あの晩に集まったマスコミ関係者

▼甘利“被害者”論が一斉に
 「口利きの見返りに業者から大臣室で50万円入りの封筒を受け取ったのは本当か?」―。21日の国会質疑で甘利が野党から厳しい質問を浴びたその夜に、安倍首相と取り巻きのマスコミ関係者が会食した。

 集まったのは読売新聞グループ本社会長の渡辺恒雄、読売編集委員の橋本五郎、NHKエンタープライズ社長の今井環、産経新聞相談役の清原武彦、日経聞論説委員長の芹川洋一、そして政治評論家の後藤謙次と屋山太郎である。

 新年会にしては遅すぎる。そう、みなさんの推測通り、私も甘利疑惑への対応だと思う。何しろ安倍にとっては、甘利は官房長官の菅、財務相の麻生と並んで安倍政権を支える3本柱の一つだ。

 甘利がここでポキッと折れたら、屋台骨がぐらつく。そんなわけで急きょ“対策会議”を開いたというわけだ。ここで何が話されたか定かではないが、しばらくして「甘利さんは嵌められた」との甘利“被害者”論が一斉にマスコミで浮上した。

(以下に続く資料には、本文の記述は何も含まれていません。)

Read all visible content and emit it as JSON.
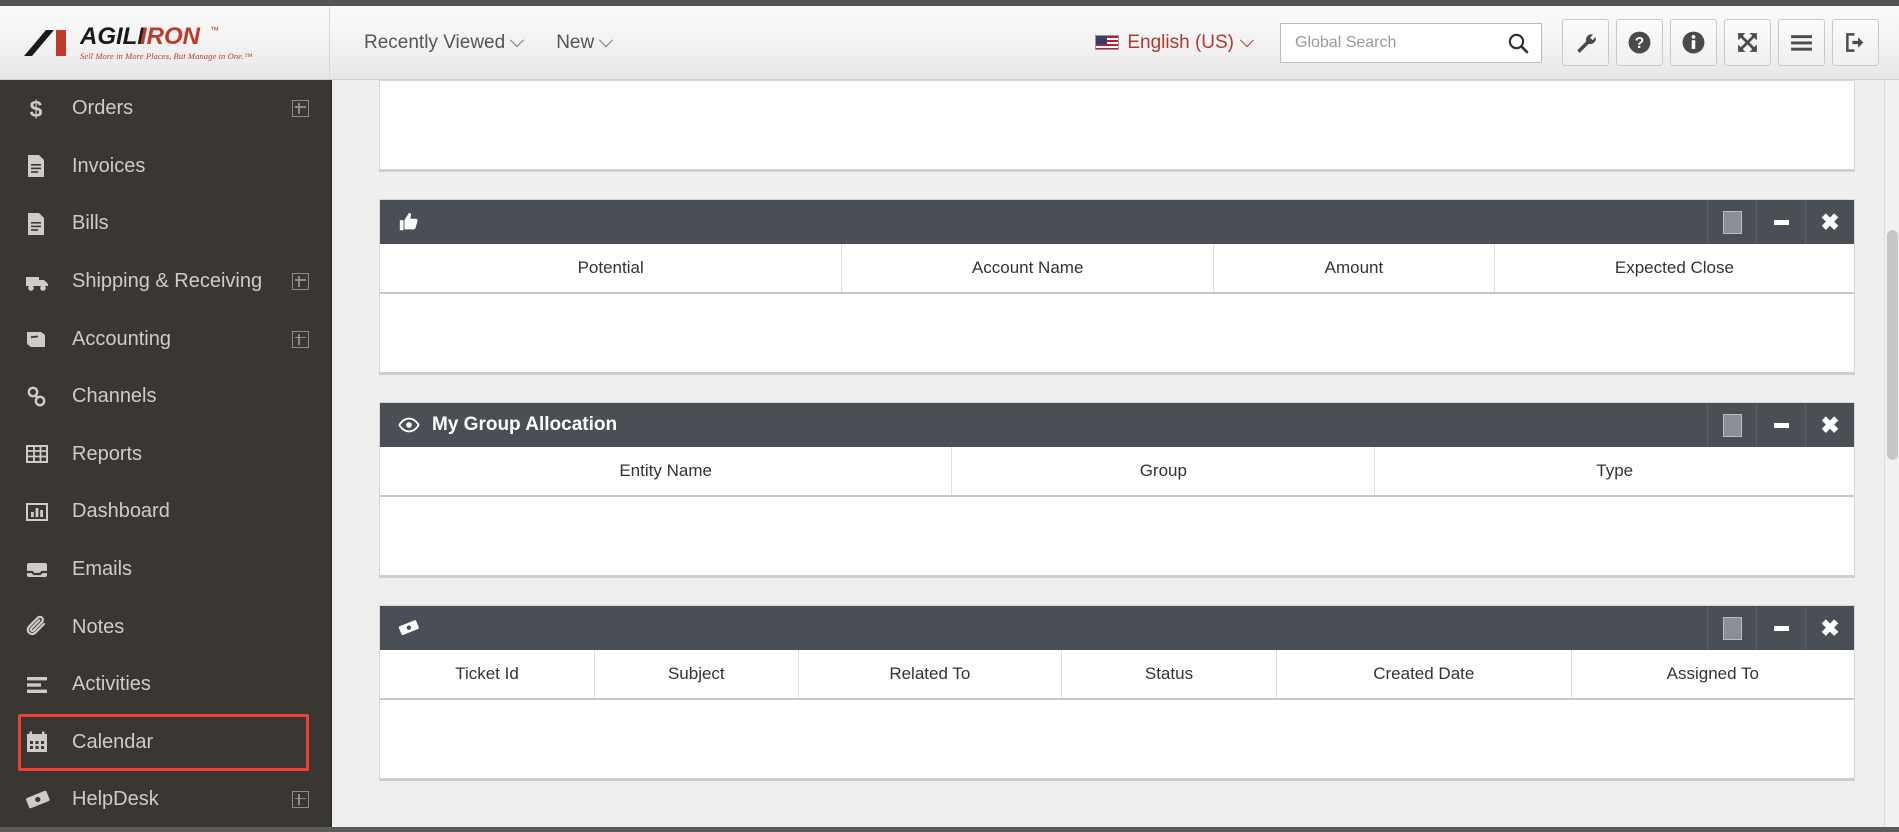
{
  "header": {
    "logo_word": "AGILIRON",
    "logo_trademark": "™",
    "logo_tagline": "Sell More in More Places, But Manage in One.™",
    "nav": [
      {
        "label": "Recently Viewed",
        "icon": "chevron-down-icon"
      },
      {
        "label": "New",
        "icon": "chevron-down-icon"
      }
    ],
    "language": {
      "label": "English (US)",
      "icon": "us-flag-icon",
      "color": "#b5382f"
    },
    "search": {
      "placeholder": "Global Search",
      "value": "",
      "icon": "search-icon"
    },
    "icon_buttons": [
      {
        "name": "wrench-icon",
        "title": "Settings"
      },
      {
        "name": "question-circle-icon",
        "title": "Help"
      },
      {
        "name": "info-circle-icon",
        "title": "Info"
      },
      {
        "name": "expand-arrows-icon",
        "title": "Fullscreen"
      },
      {
        "name": "hamburger-menu-icon",
        "title": "Menu"
      },
      {
        "name": "logout-icon",
        "title": "Sign Out"
      }
    ]
  },
  "sidebar": {
    "background": "#3a3632",
    "highlight_color": "#ef4136",
    "items": [
      {
        "label": "Orders",
        "icon": "dollar-icon",
        "expandable": true,
        "highlighted": false
      },
      {
        "label": "Invoices",
        "icon": "document-lines-icon",
        "expandable": false,
        "highlighted": false
      },
      {
        "label": "Bills",
        "icon": "document-lines-icon",
        "expandable": false,
        "highlighted": false
      },
      {
        "label": "Shipping & Receiving",
        "icon": "truck-icon",
        "expandable": true,
        "highlighted": false
      },
      {
        "label": "Accounting",
        "icon": "ledger-book-icon",
        "expandable": true,
        "highlighted": false
      },
      {
        "label": "Channels",
        "icon": "link-chain-icon",
        "expandable": false,
        "highlighted": false
      },
      {
        "label": "Reports",
        "icon": "table-grid-icon",
        "expandable": false,
        "highlighted": false
      },
      {
        "label": "Dashboard",
        "icon": "bar-chart-icon",
        "expandable": false,
        "highlighted": false
      },
      {
        "label": "Emails",
        "icon": "inbox-tray-icon",
        "expandable": false,
        "highlighted": false
      },
      {
        "label": "Notes",
        "icon": "paperclip-icon",
        "expandable": false,
        "highlighted": false
      },
      {
        "label": "Activities",
        "icon": "list-lines-icon",
        "expandable": false,
        "highlighted": false
      },
      {
        "label": "Calendar",
        "icon": "calendar-icon",
        "expandable": false,
        "highlighted": true
      },
      {
        "label": "HelpDesk",
        "icon": "ticket-icon",
        "expandable": true,
        "highlighted": false
      }
    ]
  },
  "main": {
    "panel_controls": {
      "maximize_label": "",
      "minimize_label": "",
      "close_label": "✖"
    },
    "panels": [
      {
        "id": "panel-top-partial",
        "title": "",
        "icon": "",
        "has_header": false,
        "columns": [],
        "rows": []
      },
      {
        "id": "panel-potentials",
        "title": "",
        "icon": "thumbs-up-icon",
        "has_header": true,
        "columns": [
          "Potential",
          "Account Name",
          "Amount",
          "Expected Close"
        ],
        "rows": []
      },
      {
        "id": "panel-my-group-allocation",
        "title": "My Group Allocation",
        "icon": "eye-icon",
        "has_header": true,
        "columns": [
          "Entity Name",
          "Group",
          "Type"
        ],
        "rows": []
      },
      {
        "id": "panel-tickets",
        "title": "",
        "icon": "ticket-icon",
        "has_header": true,
        "columns": [
          "Ticket Id",
          "Subject",
          "Related To",
          "Status",
          "Created Date",
          "Assigned To"
        ],
        "rows": []
      }
    ]
  }
}
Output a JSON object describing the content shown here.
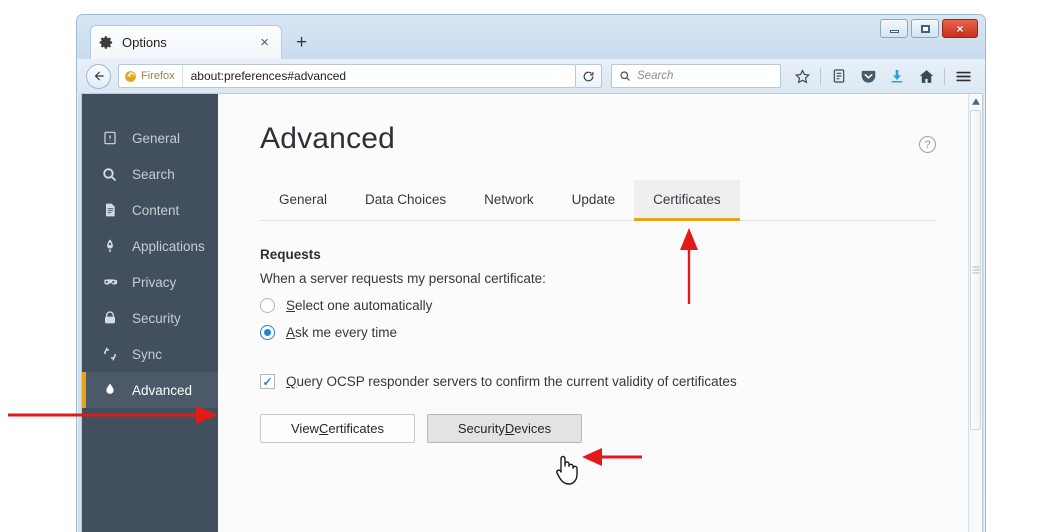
{
  "window": {
    "controls": {
      "minimize": "Minimize",
      "maximize": "Maximize",
      "close": "×"
    }
  },
  "browser": {
    "tab": {
      "title": "Options",
      "icon": "gear-icon",
      "close_label": "×"
    },
    "new_tab_label": "+",
    "back_label": "Back",
    "identity_label": "Firefox",
    "url": "about:preferences#advanced",
    "reload_label": "Reload",
    "search": {
      "placeholder": "Search",
      "icon": "search-icon"
    },
    "toolbar_icons": [
      {
        "name": "bookmark-star-icon",
        "label": "Bookmark this page"
      },
      {
        "name": "library-icon",
        "label": "Show your bookmarks"
      },
      {
        "name": "pocket-icon",
        "label": "Save to Pocket"
      },
      {
        "name": "downloads-icon",
        "label": "Downloads"
      },
      {
        "name": "home-icon",
        "label": "Home"
      },
      {
        "name": "hamburger-menu-icon",
        "label": "Open menu"
      }
    ]
  },
  "sidebar": {
    "items": [
      {
        "label": "General",
        "icon": "general-icon",
        "active": false
      },
      {
        "label": "Search",
        "icon": "search-icon",
        "active": false
      },
      {
        "label": "Content",
        "icon": "content-page-icon",
        "active": false
      },
      {
        "label": "Applications",
        "icon": "applications-rocket-icon",
        "active": false
      },
      {
        "label": "Privacy",
        "icon": "privacy-mask-icon",
        "active": false
      },
      {
        "label": "Security",
        "icon": "security-lock-icon",
        "active": false
      },
      {
        "label": "Sync",
        "icon": "sync-arrows-icon",
        "active": false
      },
      {
        "label": "Advanced",
        "icon": "advanced-flask-icon",
        "active": true
      }
    ]
  },
  "page": {
    "title": "Advanced",
    "help_icon_label": "?",
    "tabs": [
      {
        "label": "General",
        "active": false
      },
      {
        "label": "Data Choices",
        "active": false
      },
      {
        "label": "Network",
        "active": false
      },
      {
        "label": "Update",
        "active": false
      },
      {
        "label": "Certificates",
        "active": true
      }
    ],
    "section": {
      "heading": "Requests",
      "description": "When a server requests my personal certificate:",
      "radios": [
        {
          "label_prefix": "",
          "accesskey": "S",
          "label_rest": "elect one automatically",
          "selected": false
        },
        {
          "label_prefix": "",
          "accesskey": "A",
          "label_rest": "sk me every time",
          "selected": true
        }
      ],
      "checkbox": {
        "accesskey": "Q",
        "label_rest": "uery OCSP responder servers to confirm the current validity of certificates",
        "checked": true,
        "check_glyph": "✓"
      },
      "buttons": [
        {
          "label_prefix": "View ",
          "accesskey": "C",
          "label_rest": "ertificates",
          "hovered": false
        },
        {
          "label_prefix": "Security ",
          "accesskey": "D",
          "label_rest": "evices",
          "hovered": true
        }
      ]
    }
  },
  "annotations": {
    "accent_color": "#e01b18",
    "arrows": [
      {
        "name": "arrow-pointing-to-advanced-sidebar-item",
        "direction": "right"
      },
      {
        "name": "arrow-pointing-to-certificates-tab",
        "direction": "up"
      },
      {
        "name": "arrow-pointing-to-security-devices-button",
        "direction": "left"
      }
    ],
    "cursor": {
      "name": "hand-pointer-cursor"
    }
  },
  "colors": {
    "sidebar_bg": "#424f5e",
    "sidebar_active_bg": "#4b5969",
    "accent_orange": "#e8a317",
    "radio_blue": "#1a84d6",
    "annotation_red": "#e01b18"
  }
}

 口利き疑惑の流れを変えようとの思惑がありありだ。甘利や秘書との会話を録音した業者が悪い、と非難し始めた。確かに業者はしたたかだが、相手が自民党議員なら警戒するのは当然だ。後でどんな目に遭うか分からないから準備万端整えたのだろう。

 それより何より、口利きを頼まれた段階で断るべきではないか。トラブル処理を引き受け、カネを受け取っておきながら「嵌められた」はない。それにしても、スキャンダルが発覚したその夜に、渦中の甘利を大臣に任命した安倍首相を囲んで意見交換するとは・・・集まった連中の神経を疑う。

 仮にもマスコミ業界で「メシを食べている」との自覚があれば、踏みとどまるのではないか?あまりにも無神経過ぎる。